Le Tribunal des Activités Économiques de Marseille a rendu un jugement réputé contradictoire le 8 janvier 2026. Une société exploitante de sites internet avait conclu un contrat de licence avec un entrepreneur individuel le 2 septembre 2021. Ce dernier, défaillant, n’a pas honoré ses mensualités malgré une mise en demeure du 7 mars 2024. La question portait sur la validité de la résiliation contractuelle et le montant des sommes dues. Le tribunal a constaté la résiliation aux torts du débiteur et l’a condamné à payer 10 087 euros.
La formation du contrat et l’exigibilité de la créance.
Le tribunal a retenu que le contrat de licence d’exploitation était parfaitement formé et opposable. Il s’est fondé sur « le contrat de licence d’exploitation de site internet conclu le 2 septembre 2021 » et « le procès-verbal de livraison signé le 19 octobre 2021 » (Motifs). L’accord des volontés et la prestation effective sont ainsi établis pour fonder la créance.
La mise en demeure adressée le 7 mars 2024 constitue un acte interruptif de prescription et un préalable nécessaire. Le tribunal a jugé que « la créance de la société JALIS est fondée en ses principe et montant » (Motifs). Cette appréciation souveraine des preuves confirme l’exigibilité immédiate des sommes dues.

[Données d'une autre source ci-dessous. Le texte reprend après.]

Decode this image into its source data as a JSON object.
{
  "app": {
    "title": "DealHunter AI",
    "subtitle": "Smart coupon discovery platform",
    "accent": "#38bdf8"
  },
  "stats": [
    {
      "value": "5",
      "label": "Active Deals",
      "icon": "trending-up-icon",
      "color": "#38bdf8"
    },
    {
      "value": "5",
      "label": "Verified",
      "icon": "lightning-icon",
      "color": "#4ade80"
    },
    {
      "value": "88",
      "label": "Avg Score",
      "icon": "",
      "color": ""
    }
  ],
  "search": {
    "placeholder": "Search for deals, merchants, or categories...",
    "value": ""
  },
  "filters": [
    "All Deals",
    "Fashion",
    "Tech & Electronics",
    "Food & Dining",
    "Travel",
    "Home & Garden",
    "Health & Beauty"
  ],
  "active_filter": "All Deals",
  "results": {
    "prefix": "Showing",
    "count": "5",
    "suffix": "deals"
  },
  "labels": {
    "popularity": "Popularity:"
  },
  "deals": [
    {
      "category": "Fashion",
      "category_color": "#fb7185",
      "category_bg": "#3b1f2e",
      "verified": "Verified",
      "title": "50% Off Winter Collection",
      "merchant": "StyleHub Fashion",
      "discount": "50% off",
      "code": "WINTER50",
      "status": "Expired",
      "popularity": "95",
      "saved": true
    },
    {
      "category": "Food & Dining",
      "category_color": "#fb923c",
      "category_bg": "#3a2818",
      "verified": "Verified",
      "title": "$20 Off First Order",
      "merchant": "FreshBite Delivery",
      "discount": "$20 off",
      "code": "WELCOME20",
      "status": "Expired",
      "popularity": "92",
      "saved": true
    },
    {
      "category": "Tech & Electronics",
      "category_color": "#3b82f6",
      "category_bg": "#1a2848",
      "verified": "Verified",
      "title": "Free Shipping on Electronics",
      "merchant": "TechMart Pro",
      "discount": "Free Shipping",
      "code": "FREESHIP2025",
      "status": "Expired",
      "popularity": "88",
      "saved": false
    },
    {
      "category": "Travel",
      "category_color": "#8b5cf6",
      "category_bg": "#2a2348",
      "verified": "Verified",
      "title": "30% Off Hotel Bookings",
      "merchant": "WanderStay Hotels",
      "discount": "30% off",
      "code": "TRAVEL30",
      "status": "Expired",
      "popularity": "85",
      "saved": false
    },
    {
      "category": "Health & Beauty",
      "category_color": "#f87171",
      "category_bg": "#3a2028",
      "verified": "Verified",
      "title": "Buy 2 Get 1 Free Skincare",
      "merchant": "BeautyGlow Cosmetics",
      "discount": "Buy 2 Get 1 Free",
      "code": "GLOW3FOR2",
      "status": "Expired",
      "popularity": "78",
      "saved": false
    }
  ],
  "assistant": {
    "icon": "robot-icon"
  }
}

La portée de cette décision est de rappeler la force obligatoire des conventions. Elle affirme que le prestataire peut agir en paiement sans avoir à prouver un préjudice autre que l’inexécution.
Les effets de la résiliation et l’étendue de la condamnation.
Le tribunal a prononcé la résiliation judiciaire du contrat aux torts exclusifs du débiteur défaillant. Il a « constaté la résiliation du contrat de licence d’exploitation aux torts de Monsieur [Z] » (Dispositif). Cette mesure met fin aux relations contractuelles à effet rétroactif.
La condamnation porte sur la somme de 10 087 euros TTC en principal avec intérêts au taux légal. Elle inclut également 1 000 euros au titre de l’article 700 du code de procédure civile et les dépens. Le tribunal a rejeté le surplus des demandes comme non justifié.
La valeur de cette solution est de sanctionner l’inexécution contractuelle par une indemnisation intégrale. Elle rappelle que le juge peut moduler les frais irrépétibles en fonction de l’équité. La portée est de sécuriser les créanciers dans leurs actions en résiliation.